Rear-facing car seats – what are their advantages?

When you’re leafing through baby car seats buying guides, you’re constantly nagged about the importance of using rear-facing car seats until the child reaches at least two years of age. Is that really important? If convertible car seats that face forward have passed all the safety standards tests, why is it not so safe for one-year olds?


All explanations begin, naturally, with an anatomy lesson. We know that during the first three years of life, the body of a child is very fragile, as some parts are still under development: bones aren’t so tough, cartilages are not strong, and the body as a whole is less resistant than later in childhood. In these conditions, sudden movements or even small forces applied on the body can lead to injuries.

In frontal crashes, the objects and bodies in the car are going to keep moving forward at the same speed the car had in the moment it hit an obstacle. This movement is finally stopped with the help of seat belts, and for car seats, the harness that holds the body. However, the harness only holds the torso. There is nothing that holds the head from moving. While for adults the strength of the neck usually manages to do minimize this movement, young children end up with extremely serious neck and spinal cord injuries.

Rear-facing travel car seats place the baby with it’s face towards the seat of the car, and with the back of the head rested against the cushioning of the seat. The inertial force that in forward-facing practically throws the head forward will now push the baby’s head more into the head support.

In side crashes, although there isn’t really a theoretical argument to demonstrate why a rear facing car seat is safer, the number of deaths and injuries that occurred when the baby was facing forward exceeds by far the number of the same category of injuries occurs in rear-facing position.

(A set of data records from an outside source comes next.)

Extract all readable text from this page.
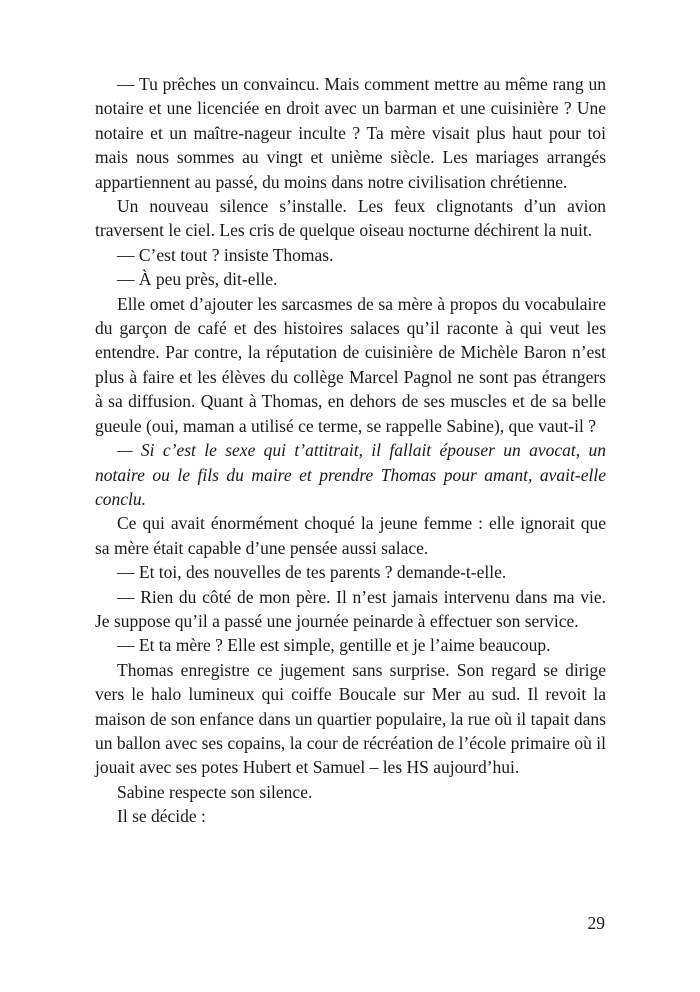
— Tu prêches un convaincu. Mais comment mettre au même rang un notaire et une licenciée en droit avec un barman et une cuisinière ? Une notaire et un maître-nageur inculte ? Ta mère visait plus haut pour toi mais nous sommes au vingt et unième siècle. Les mariages arrangés appartiennent au passé, du moins dans notre civilisation chrétienne.

Un nouveau silence s’installe. Les feux clignotants d’un avion traversent le ciel. Les cris de quelque oiseau nocturne déchirent la nuit.

— C’est tout ? insiste Thomas.

— À peu près, dit-elle.

Elle omet d’ajouter les sarcasmes de sa mère à propos du vocabulaire du garçon de café et des histoires salaces qu’il raconte à qui veut les entendre. Par contre, la réputation de cuisinière de Michèle Baron n’est plus à faire et les élèves du collège Marcel Pagnol ne sont pas étrangers à sa diffusion. Quant à Thomas, en dehors de ses muscles et de sa belle gueule (oui, maman a utilisé ce terme, se rappelle Sabine), que vaut-il ?

— Si c’est le sexe qui t’attitrait, il fallait épouser un avocat, un notaire ou le fils du maire et prendre Thomas pour amant, avait-elle conclu.

Ce qui avait énormément choqué la jeune femme : elle ignorait que sa mère était capable d’une pensée aussi salace.

— Et toi, des nouvelles de tes parents ? demande-t-elle.

— Rien du côté de mon père. Il n’est jamais intervenu dans ma vie. Je suppose qu’il a passé une journée peinarde à effectuer son service.

— Et ta mère ? Elle est simple, gentille et je l’aime beaucoup.

Thomas enregistre ce jugement sans surprise. Son regard se dirige vers le halo lumineux qui coiffe Boucale sur Mer au sud. Il revoit la maison de son enfance dans un quartier populaire, la rue où il tapait dans un ballon avec ses copains, la cour de récréation de l’école primaire où il jouait avec ses potes Hubert et Samuel – les HS aujourd’hui.

Sabine respecte son silence.

Il se décide :

29
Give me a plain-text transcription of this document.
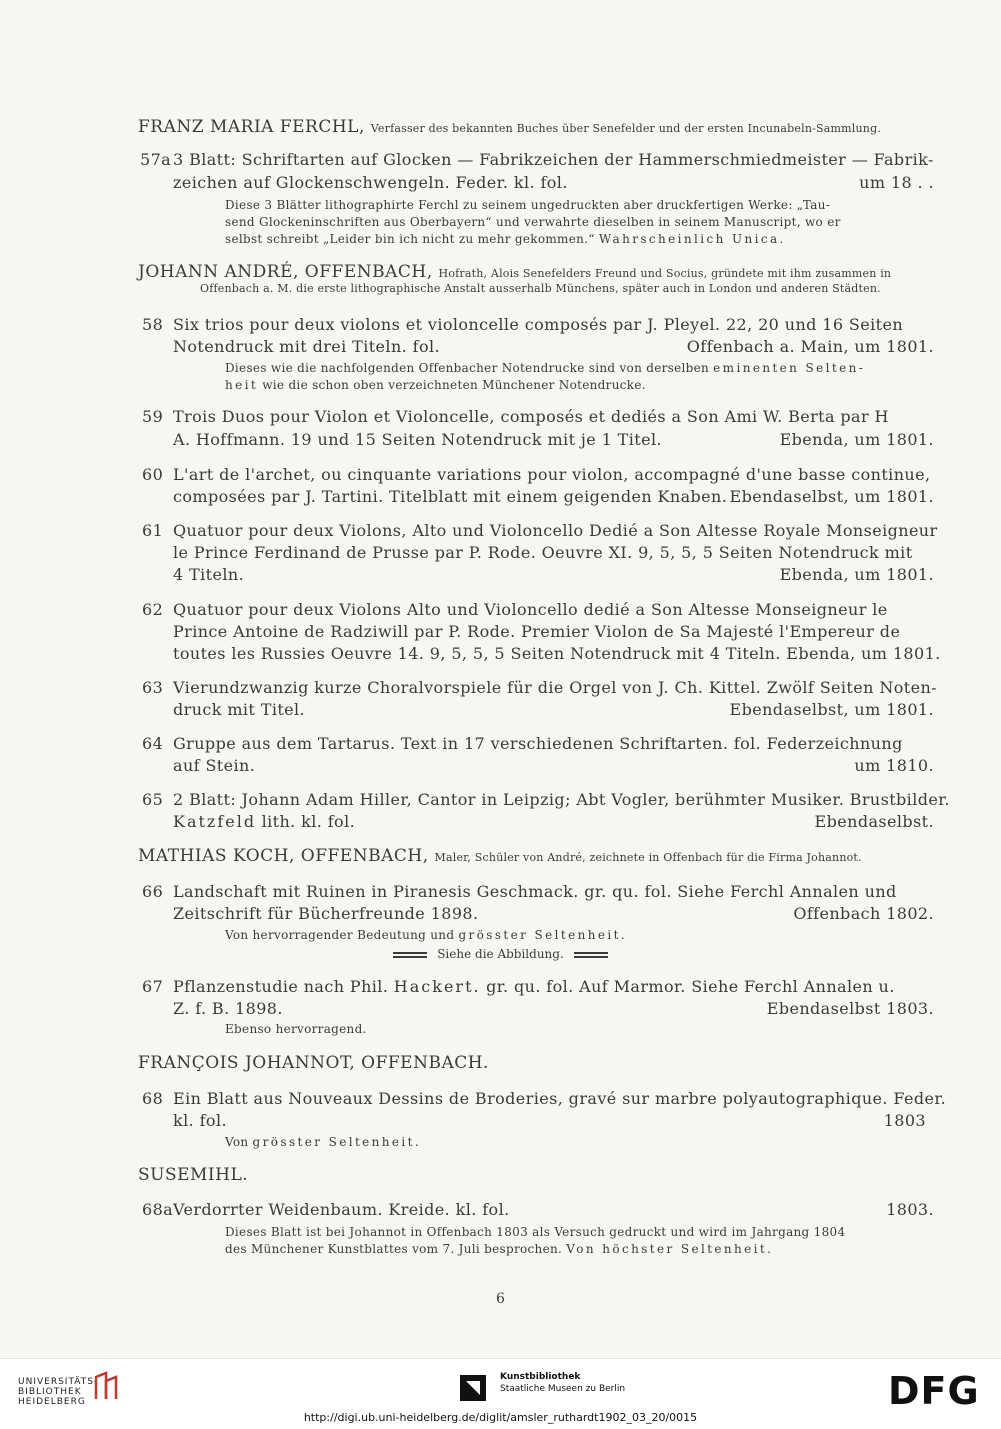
FRANZ MARIA FERCHL, Verfasser des bekannten Buches über Senefelder und der ersten Incunabeln-Sammlung.
57a 3 Blatt: Schriftarten auf Glocken — Fabrikzeichen der Hammerschmiedmeister — Fabrik-
zeichen auf Glockenschwengeln. Feder. kl. fol.	um 18 . .
Diese 3 Blätter lithographirte Ferchl zu seinem ungedruckten aber druckfertigen Werke: „Tau-
send Glockeninschriften aus Oberbayern“ und verwahrte dieselben in seinem Manuscript, wo er
selbst schreibt „Leider bin ich nicht zu mehr gekommen.“ Wahrscheinlich Unica.
JOHANN ANDRÉ, OFFENBACH, Hofrath, Alois Senefelders Freund und Socius, gründete mit ihm zusammen in
Offenbach a. M. die erste lithographische Anstalt ausserhalb Münchens, später auch in London und anderen Städten.
58 Six trios pour deux violons et violoncelle composés par J. Pleyel. 22, 20 und 16 Seiten
Notendruck mit drei Titeln. fol.	Offenbach a. Main, um 1801.
Dieses wie die nachfolgenden Offenbacher Notendrucke sind von derselben eminenten Selten-
heit wie die schon oben verzeichneten Münchener Notendrucke.
59 Trois Duos pour Violon et Violoncelle, composés et dediés a Son Ami W. Berta par H
A. Hoffmann. 19 und 15 Seiten Notendruck mit je 1 Titel.	Ebenda, um 1801.
60 L'art de l'archet, ou cinquante variations pour violon, accompagné d'une basse continue,
composées par J. Tartini. Titelblatt mit einem geigenden Knaben. Ebendaselbst, um 1801.
61 Quatuor pour deux Violons, Alto und Violoncello Dedié a Son Altesse Royale Monseigneur
le Prince Ferdinand de Prusse par P. Rode. Oeuvre XI. 9, 5, 5, 5 Seiten Notendruck mit
4 Titeln.	Ebenda, um 1801.
62 Quatuor pour deux Violons Alto und Violoncello dedié a Son Altesse Monseigneur le
Prince Antoine de Radziwill par P. Rode. Premier Violon de Sa Majesté l'Empereur de
toutes les Russies Oeuvre 14. 9, 5, 5, 5 Seiten Notendruck mit 4 Titeln. Ebenda, um 1801.
63 Vierundzwanzig kurze Choralvorspiele für die Orgel von J. Ch. Kittel. Zwölf Seiten Noten-
druck mit Titel.	Ebendaselbst, um 1801.
64 Gruppe aus dem Tartarus. Text in 17 verschiedenen Schriftarten. fol. Federzeichnung
auf Stein.	um 1810.
65 2 Blatt: Johann Adam Hiller, Cantor in Leipzig; Abt Vogler, berühmter Musiker. Brustbilder.
Katzfeld lith. kl. fol.	Ebendaselbst.
MATHIAS KOCH, OFFENBACH, Maler, Schüler von André, zeichnete in Offenbach für die Firma Johannot.
66 Landschaft mit Ruinen in Piranesis Geschmack. gr. qu. fol. Siehe Ferchl Annalen und
Zeitschrift für Bücherfreunde 1898.	Offenbach 1802.
Von hervorragender Bedeutung und grösster Seltenheit.
Siehe die Abbildung.
67 Pflanzenstudie nach Phil. Hackert. gr. qu. fol. Auf Marmor. Siehe Ferchl Annalen u.
Z. f. B. 1898.	Ebendaselbst 1803.
Ebenso hervorragend.
FRANÇOIS JOHANNOT, OFFENBACH.
68 Ein Blatt aus Nouveaux Dessins de Broderies, gravé sur marbre polyautographique. Feder.
kl. fol.	1803
Von grösster Seltenheit.
SUSEMIHL.
68a Verdorrter Weidenbaum. Kreide. kl. fol.	1803.
Dieses Blatt ist bei Johannot in Offenbach 1803 als Versuch gedruckt und wird im Jahrgang 1804
des Münchener Kunstblattes vom 7. Juli besprochen. Von höchster Seltenheit.
6
UNIVERSITÄTS-
BIBLIOTHEK
HEIDELBERG
Kunstbibliothek
Staatliche Museen zu Berlin	DFG
http://digi.ub.uni-heidelberg.de/diglit/amsler_ruthardt1902_03_20/0015
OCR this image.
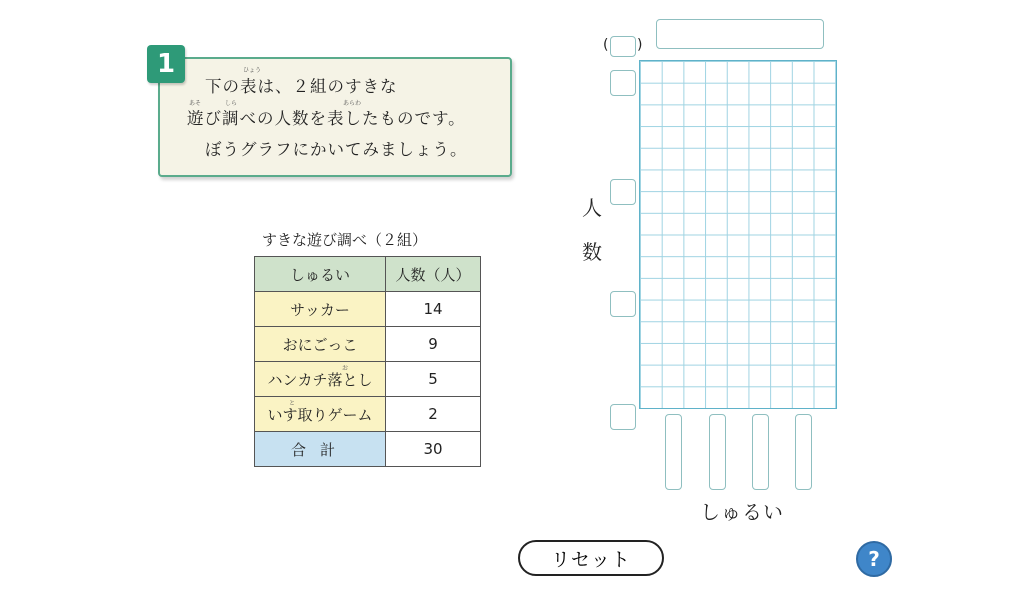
1	ひょう
下の表は、２組のすきな
あそ	しら	あらわ
遊び調べの人数を表したものです。
ぼうグラフにかいてみましょう。
すきな遊び調べ（２組）
しゅるい	人数（人）
サッカー	14
おにごっこ	9

お
ハンカチ落とし	5

と
いす取りゲーム	2
合計	30
( )
人
数
しゅるい
リセット	?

Aside from the greater safety advantage, rear-facing car seats, also known as infant car seats are lighter, portable and easier to snap in and out of their base. A convertible usually has to be installed in the car, making it more difficult to put in and out. Also, because they have higher weight and height limits, they are heavier and occupy much more space.

In the end, whether you have an infant car seat or a convertible model, the important thing remains that you keep your baby rear-facing as long as you can.